I heard her sigh of relief. She took a sip of tea. The cup rattled.
“I have been looking,” she said. “For a job, I mean. Answering advertisements. Sending out letters. I started as soon as I realized it was ridiculous to think things would change. But you know what times are like. So many need jobs. And without an employer I have no letter of reference, and when someone who might hire me realizes I worked for a crook–”
“No one’s likely to know that unless you tell them. No one knows but the men your boss swindled, and none of them want it known they fell for his bait.”
She digested it for a moment.
“Are you saying the police don’t know what he did?”

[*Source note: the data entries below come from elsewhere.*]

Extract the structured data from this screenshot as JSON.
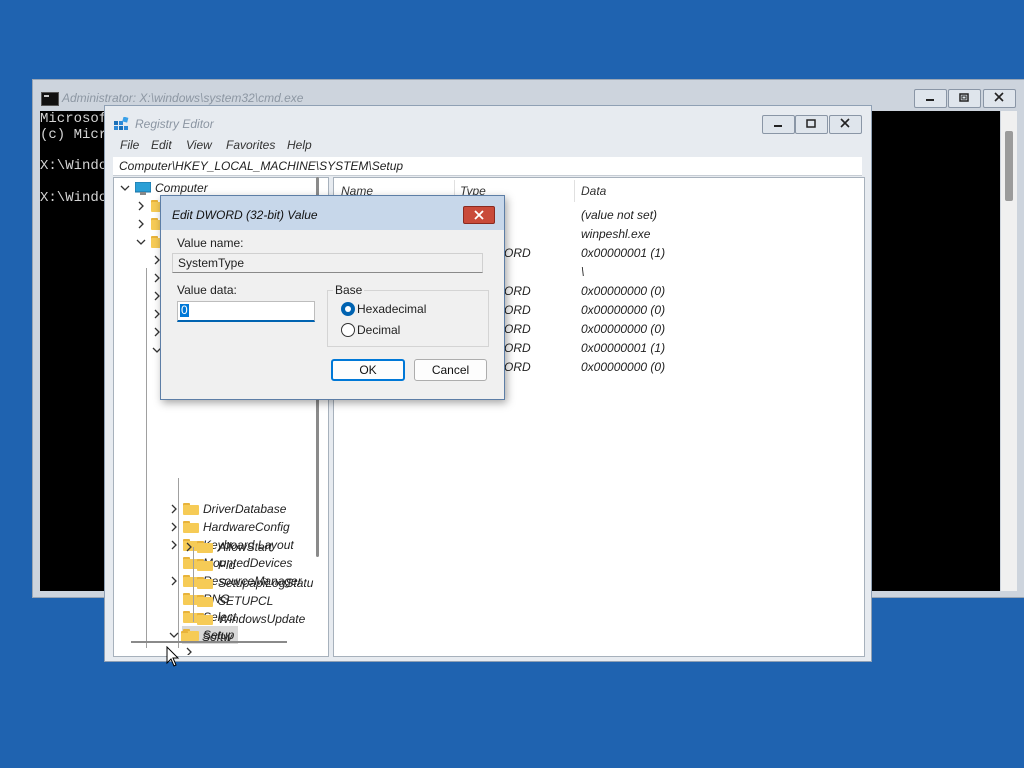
{
  "cmd": {
    "title": "Administrator: X:\\windows\\system32\\cmd.exe",
    "lines": [
      "Microsof",
      "(c) Micr",
      "",
      "X:\\Windo",
      "",
      "X:\\Windo"
    ]
  },
  "regedit": {
    "title": "Registry Editor",
    "menu": [
      "File",
      "Edit",
      "View",
      "Favorites",
      "Help"
    ],
    "address": "Computer\\HKEY_LOCAL_MACHINE\\SYSTEM\\Setup",
    "tree": {
      "root": "Computer",
      "items": [
        "DriverDatabase",
        "HardwareConfig",
        "Keyboard Layout",
        "MountedDevices",
        "ResourceManager",
        "RNG",
        "Select",
        "Setup"
      ],
      "setup_children": [
        "AllowStart",
        "Pid",
        "SetupapiLogStatu",
        "SETUPCL",
        "WindowsUpdate"
      ],
      "partial_below": "Softw"
    },
    "columns": {
      "name": "Name",
      "type": "Type",
      "data": "Data"
    },
    "rows": [
      {
        "type": "",
        "data": "(value not set)"
      },
      {
        "type": "",
        "data": "winpeshl.exe"
      },
      {
        "type": "ORD",
        "data": "0x00000001 (1)"
      },
      {
        "type": "",
        "data": "\\"
      },
      {
        "type": "ORD",
        "data": "0x00000000 (0)"
      },
      {
        "type": "ORD",
        "data": "0x00000000 (0)"
      },
      {
        "type": "ORD",
        "data": "0x00000000 (0)"
      },
      {
        "type": "ORD",
        "data": "0x00000001 (1)"
      },
      {
        "type": "ORD",
        "data": "0x00000000 (0)"
      }
    ]
  },
  "dialog": {
    "title": "Edit DWORD (32-bit) Value",
    "value_name_label": "Value name:",
    "value_name": "SystemType",
    "value_data_label": "Value data:",
    "value_data": "0",
    "base_label": "Base",
    "hex_label": "Hexadecimal",
    "dec_label": "Decimal",
    "base_selected": "Hexadecimal",
    "ok_label": "OK",
    "cancel_label": "Cancel"
  },
  "colors": {
    "desktop": "#1f63b0",
    "accent": "#0078d7",
    "close": "#c94a3a",
    "folder": "#f6cb56"
  }
}
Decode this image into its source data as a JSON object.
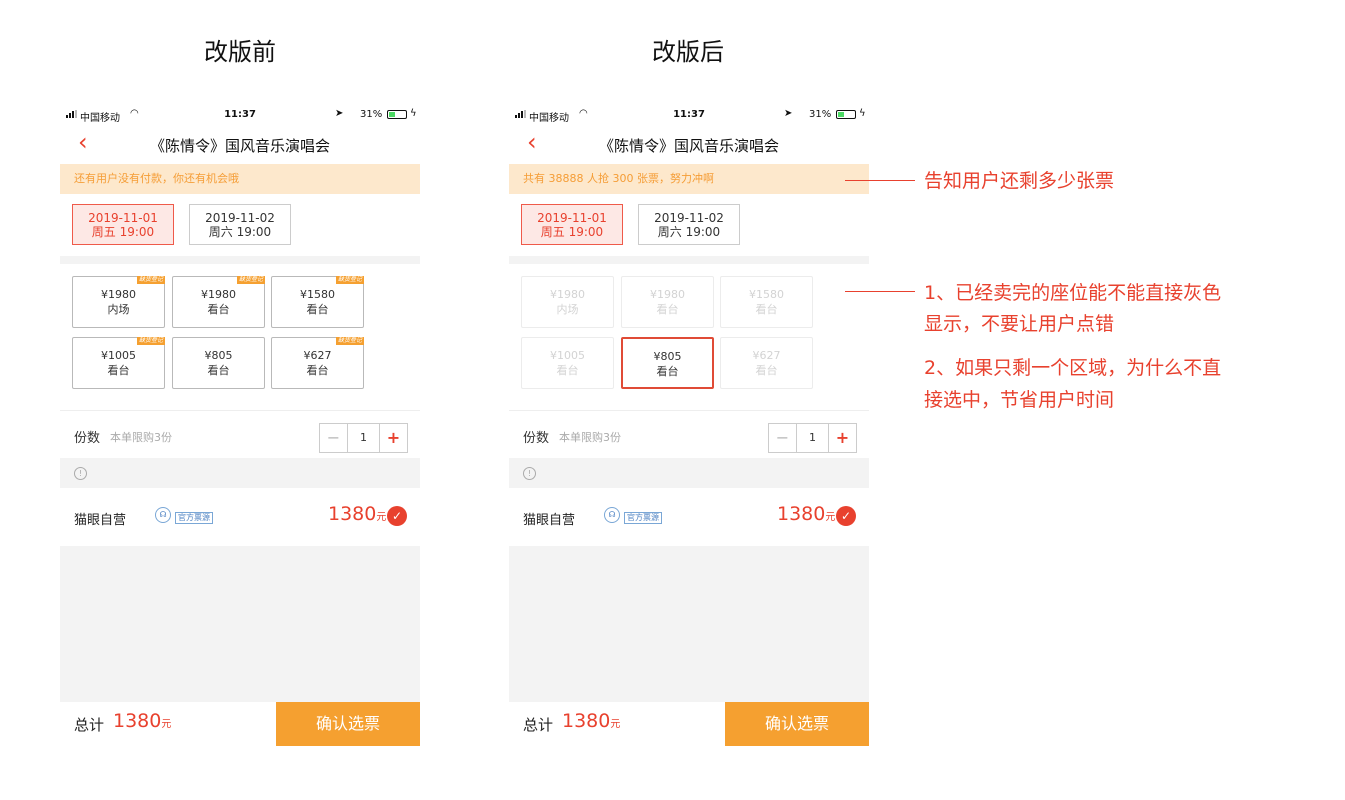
{
  "headings": {
    "before": "改版前",
    "after": "改版后"
  },
  "statusbar": {
    "carrier": "中国移动",
    "time": "11:37",
    "battery": "31%"
  },
  "colors": {
    "accent": "#e8412e",
    "orange": "#f5a030",
    "notice_bg": "#fde8cc"
  },
  "icons": [
    "back-chevron-icon",
    "wifi-icon",
    "location-icon",
    "battery-icon",
    "info-icon",
    "customer-service-icon",
    "check-icon"
  ],
  "before": {
    "title": "《陈情令》国风音乐演唱会",
    "notice": "还有用户没有付款，你还有机会哦",
    "dates": [
      {
        "date": "2019-11-01",
        "time": "周五 19:00"
      },
      {
        "date": "2019-11-02",
        "time": "周六 19:00"
      }
    ],
    "seats": [
      {
        "price": "¥1980",
        "area": "内场",
        "tag": "缺货登记"
      },
      {
        "price": "¥1980",
        "area": "看台",
        "tag": "缺货登记"
      },
      {
        "price": "¥1580",
        "area": "看台",
        "tag": "缺货登记"
      },
      {
        "price": "¥1005",
        "area": "看台",
        "tag": "缺货登记"
      },
      {
        "price": "¥805",
        "area": "看台"
      },
      {
        "price": "¥627",
        "area": "看台",
        "tag": "缺货登记"
      }
    ],
    "qty_label": "份数",
    "qty_limit": "本单限购3份",
    "qty_value": "1",
    "minus": "−",
    "plus": "+",
    "vendor": "猫眼自营",
    "vendor_badge": "官方票源",
    "price": "1380",
    "yuan": "元",
    "total_label": "总计",
    "total_price": "1380",
    "confirm": "确认选票"
  },
  "after": {
    "title": "《陈情令》国风音乐演唱会",
    "notice": "共有 38888 人抢 300 张票，努力冲啊",
    "dates": [
      {
        "date": "2019-11-01",
        "time": "周五 19:00"
      },
      {
        "date": "2019-11-02",
        "time": "周六 19:00"
      }
    ],
    "seats": [
      {
        "price": "¥1980",
        "area": "内场",
        "status": "sold-out"
      },
      {
        "price": "¥1980",
        "area": "看台",
        "status": "sold-out"
      },
      {
        "price": "¥1580",
        "area": "看台",
        "status": "sold-out"
      },
      {
        "price": "¥1005",
        "area": "看台",
        "status": "sold-out"
      },
      {
        "price": "¥805",
        "area": "看台",
        "status": "selected"
      },
      {
        "price": "¥627",
        "area": "看台",
        "status": "sold-out"
      }
    ],
    "qty_label": "份数",
    "qty_limit": "本单限购3份",
    "qty_value": "1",
    "minus": "−",
    "plus": "+",
    "vendor": "猫眼自营",
    "vendor_badge": "官方票源",
    "price": "1380",
    "yuan": "元",
    "total_label": "总计",
    "total_price": "1380",
    "confirm": "确认选票"
  },
  "annotations": {
    "notice": "告知用户还剩多少张票",
    "seats_1_line1": "1、已经卖完的座位能不能直接灰色",
    "seats_1_line2": "显示，不要让用户点错",
    "seats_2_line1": "2、如果只剩一个区域，为什么不直",
    "seats_2_line2": "接选中，节省用户时间"
  }
}
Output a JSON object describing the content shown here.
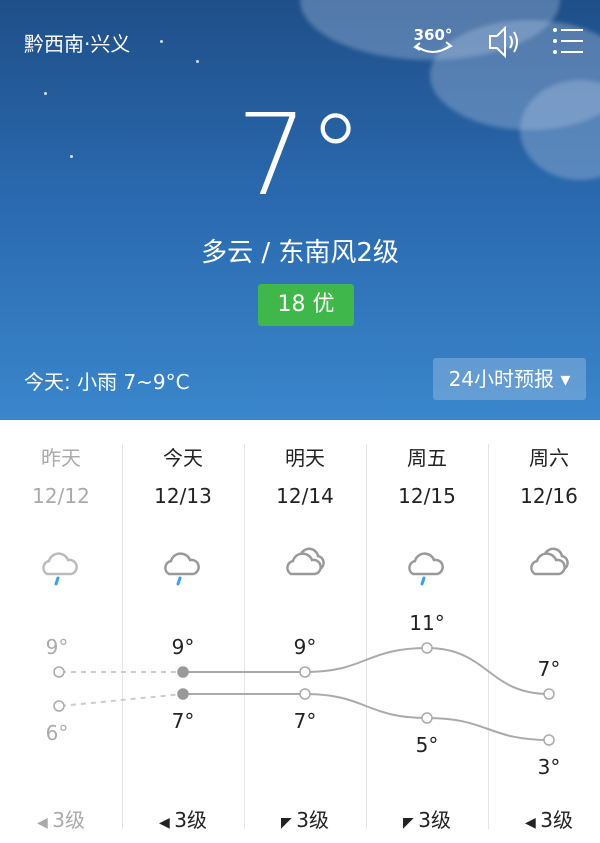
{
  "header": {
    "city": "黔西南·兴义",
    "icons": [
      "360-view-icon",
      "speaker-icon",
      "menu-icon"
    ],
    "view360_label": "360°"
  },
  "current": {
    "temperature": "7°",
    "condition": "多云 / 东南风2级",
    "aqi": "18 优",
    "aqi_color": "#3fb74a"
  },
  "today_summary": "今天:  小雨   7~9°C",
  "forecast_button": "24小时预报 ▾",
  "forecast": [
    {
      "name": "昨天",
      "date": "12/12",
      "icon": "light-rain-icon",
      "high": "9°",
      "low": "6°",
      "wind": "3级",
      "wind_arrow": "◀",
      "past": true
    },
    {
      "name": "今天",
      "date": "12/13",
      "icon": "light-rain-icon",
      "high": "9°",
      "low": "7°",
      "wind": "3级",
      "wind_arrow": "◀",
      "past": false
    },
    {
      "name": "明天",
      "date": "12/14",
      "icon": "cloudy-icon",
      "high": "9°",
      "low": "7°",
      "wind": "3级",
      "wind_arrow": "◤",
      "past": false
    },
    {
      "name": "周五",
      "date": "12/15",
      "icon": "light-rain-icon",
      "high": "11°",
      "low": "5°",
      "wind": "3级",
      "wind_arrow": "◤",
      "past": false
    },
    {
      "name": "周六",
      "date": "12/16",
      "icon": "cloudy-icon",
      "high": "7°",
      "low": "3°",
      "wind": "3级",
      "wind_arrow": "◀",
      "past": false
    }
  ],
  "chart_data": {
    "type": "line",
    "categories": [
      "12/12",
      "12/13",
      "12/14",
      "12/15",
      "12/16"
    ],
    "series": [
      {
        "values": [
          9,
          9,
          9,
          11,
          7
        ]
      },
      {
        "values": [
          6,
          7,
          7,
          5,
          3
        ]
      }
    ]
  }
}
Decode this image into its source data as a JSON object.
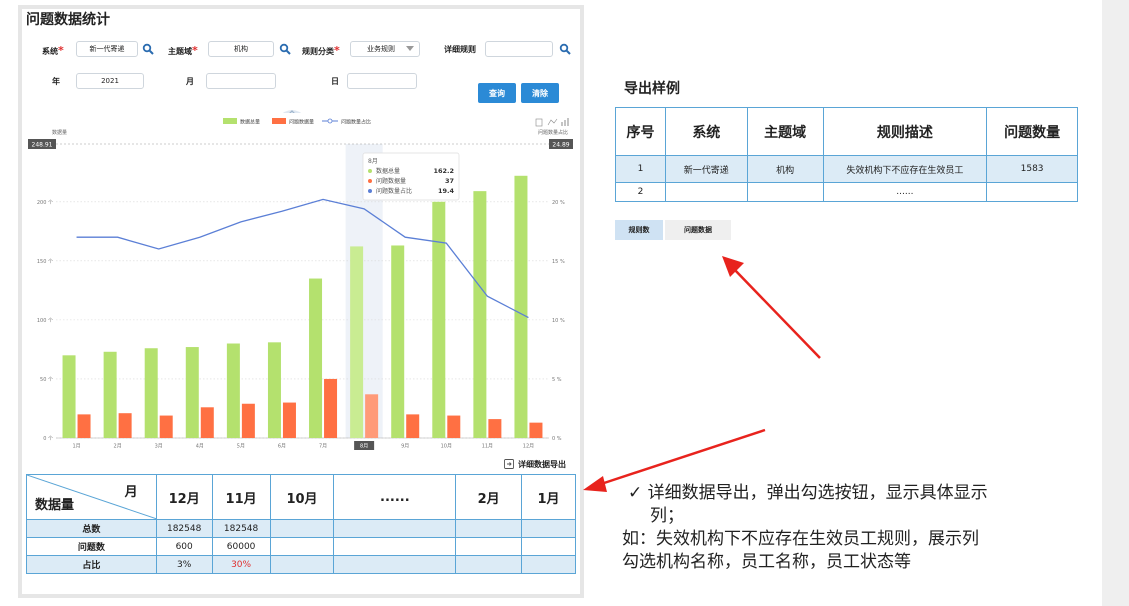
{
  "panel": {
    "title": "问题数据统计",
    "filters": {
      "system_label": "系统",
      "system_value": "新一代寄递",
      "domain_label": "主题域",
      "domain_value": "机构",
      "category_label": "规则分类",
      "category_value": "业务规则",
      "detail_label": "详细规则",
      "detail_value": "",
      "year_label": "年",
      "year_value": "2021",
      "month_label": "月",
      "month_value": "",
      "day_label": "日",
      "day_value": "",
      "query_button": "查询",
      "clear_button": "清除",
      "required_mark": "*"
    },
    "export_detail_label": "详细数据导出"
  },
  "chart_data": {
    "type": "bar",
    "title": "",
    "ylabel": "数据量",
    "y2label": "问题数量占比",
    "ylim": [
      0,
      248.91
    ],
    "y2lim": [
      0,
      24.89
    ],
    "y_top_label": "248.91",
    "y2_top_label": "24.89",
    "yticks": [
      {
        "v": 0,
        "label": "0 个"
      },
      {
        "v": 50,
        "label": "50 个"
      },
      {
        "v": 100,
        "label": "100 个"
      },
      {
        "v": 150,
        "label": "150 个"
      },
      {
        "v": 200,
        "label": "200 个"
      }
    ],
    "y2ticks": [
      {
        "v": 0,
        "label": "0 %"
      },
      {
        "v": 5,
        "label": "5 %"
      },
      {
        "v": 10,
        "label": "10 %"
      },
      {
        "v": 15,
        "label": "15 %"
      },
      {
        "v": 20,
        "label": "20 %"
      }
    ],
    "categories": [
      "1月",
      "2月",
      "3月",
      "4月",
      "5月",
      "6月",
      "7月",
      "8月",
      "9月",
      "10月",
      "11月",
      "12月"
    ],
    "highlight_index": 7,
    "series": [
      {
        "name": "数据总量",
        "kind": "bar",
        "color": "#b4e16e",
        "values": [
          70,
          73,
          76,
          77,
          80,
          81,
          135,
          162.2,
          163,
          200,
          209,
          222
        ]
      },
      {
        "name": "问题数据量",
        "kind": "bar",
        "color": "#ff7043",
        "values": [
          20,
          21,
          19,
          26,
          29,
          30,
          50,
          37,
          20,
          19,
          16,
          13
        ]
      },
      {
        "name": "问题数量占比",
        "kind": "line",
        "color": "#5b7fd6",
        "values": [
          17,
          17,
          16,
          17,
          18.3,
          19.2,
          20.2,
          19.4,
          17,
          16.5,
          12,
          10.2
        ]
      }
    ],
    "tooltip": {
      "title": "8月",
      "rows": [
        {
          "label": "数据总量",
          "value": "162.2",
          "color": "#b4e16e"
        },
        {
          "label": "问题数据量",
          "value": "37",
          "color": "#ff7043"
        },
        {
          "label": "问题数量占比",
          "value": "19.4",
          "color": "#5b7fd6"
        }
      ]
    },
    "legend_position": "top-center"
  },
  "main_table": {
    "corner_month": "月",
    "corner_data": "数据量",
    "columns": [
      "12月",
      "11月",
      "10月",
      "......",
      "2月",
      "1月"
    ],
    "rows": [
      {
        "label": "总数",
        "cells": [
          "182548",
          "182548",
          "",
          "",
          "",
          ""
        ]
      },
      {
        "label": "问题数",
        "cells": [
          "600",
          "60000",
          "",
          "",
          "",
          ""
        ]
      },
      {
        "label": "占比",
        "cells": [
          "3%",
          "30%",
          "",
          "",
          "",
          ""
        ]
      }
    ]
  },
  "export_sample": {
    "title": "导出样例",
    "headers": [
      "序号",
      "系统",
      "主题域",
      "规则描述",
      "问题数量"
    ],
    "row1": [
      "1",
      "新一代寄递",
      "机构",
      "失效机构下不应存在生效员工",
      "1583"
    ],
    "row2": [
      "2",
      "",
      "",
      "......",
      ""
    ],
    "tabs": [
      "规则数",
      "问题数据"
    ]
  },
  "notes": {
    "check": "✓",
    "line1": "详细数据导出，弹出勾选按钮，显示具体显示",
    "line1b": "列；",
    "line2": "如：失效机构下不应存在生效员工规则，展示列",
    "line3": "勾选机构名称，员工名称，员工状态等"
  },
  "colors": {
    "accent": "#2b8ad6",
    "table_border": "#5aa5d6",
    "row_fill": "#dcebf6",
    "arrow": "#e8231d",
    "red_value": "#e03030"
  }
}
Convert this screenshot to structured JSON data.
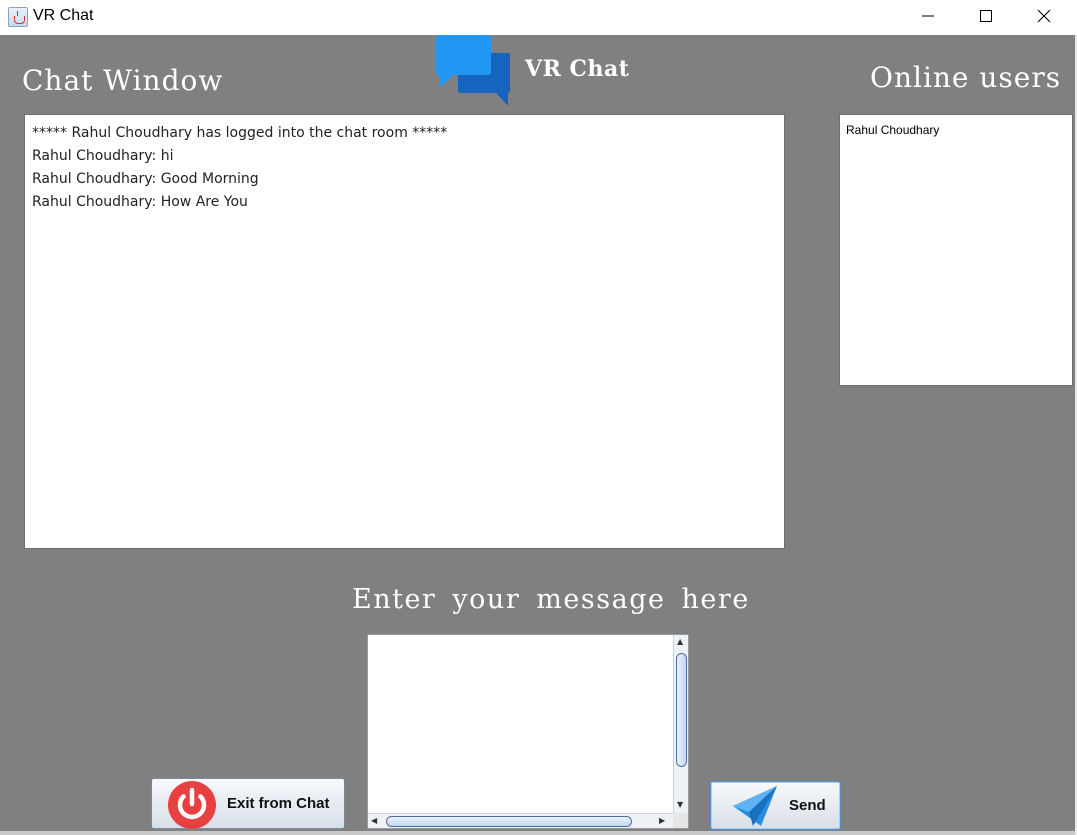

“They know, but since no one lodged a complaint, they can’t do anything. Did he have any relatives?”
“A sister in Cleveland. They weren’t very close.”
“Girlfriend?”
“No, I don’t think so. I’m sure he didn’t.” She smiled sadly. “I had hopes last spring. A woman called him here several times. She never gave her name, but he always seemed happy after they talked.”
“You’ve no idea who she was?”
“I’m afraid not. She had the loveliest voice, though. So soft. I didn’t even notice when the calls stopped. They just did, at some point.”
I had more questions she might have answers to, but I’d already put her through plenty. She’d been scared to death about what she’d done, left in a rotten spot and toughing it out on her own. Right now she was probably feeling the utter exhaustion that hits after you’ve survived an ordeal and can finally let down. I’d get more from her in the long run if I went easy now.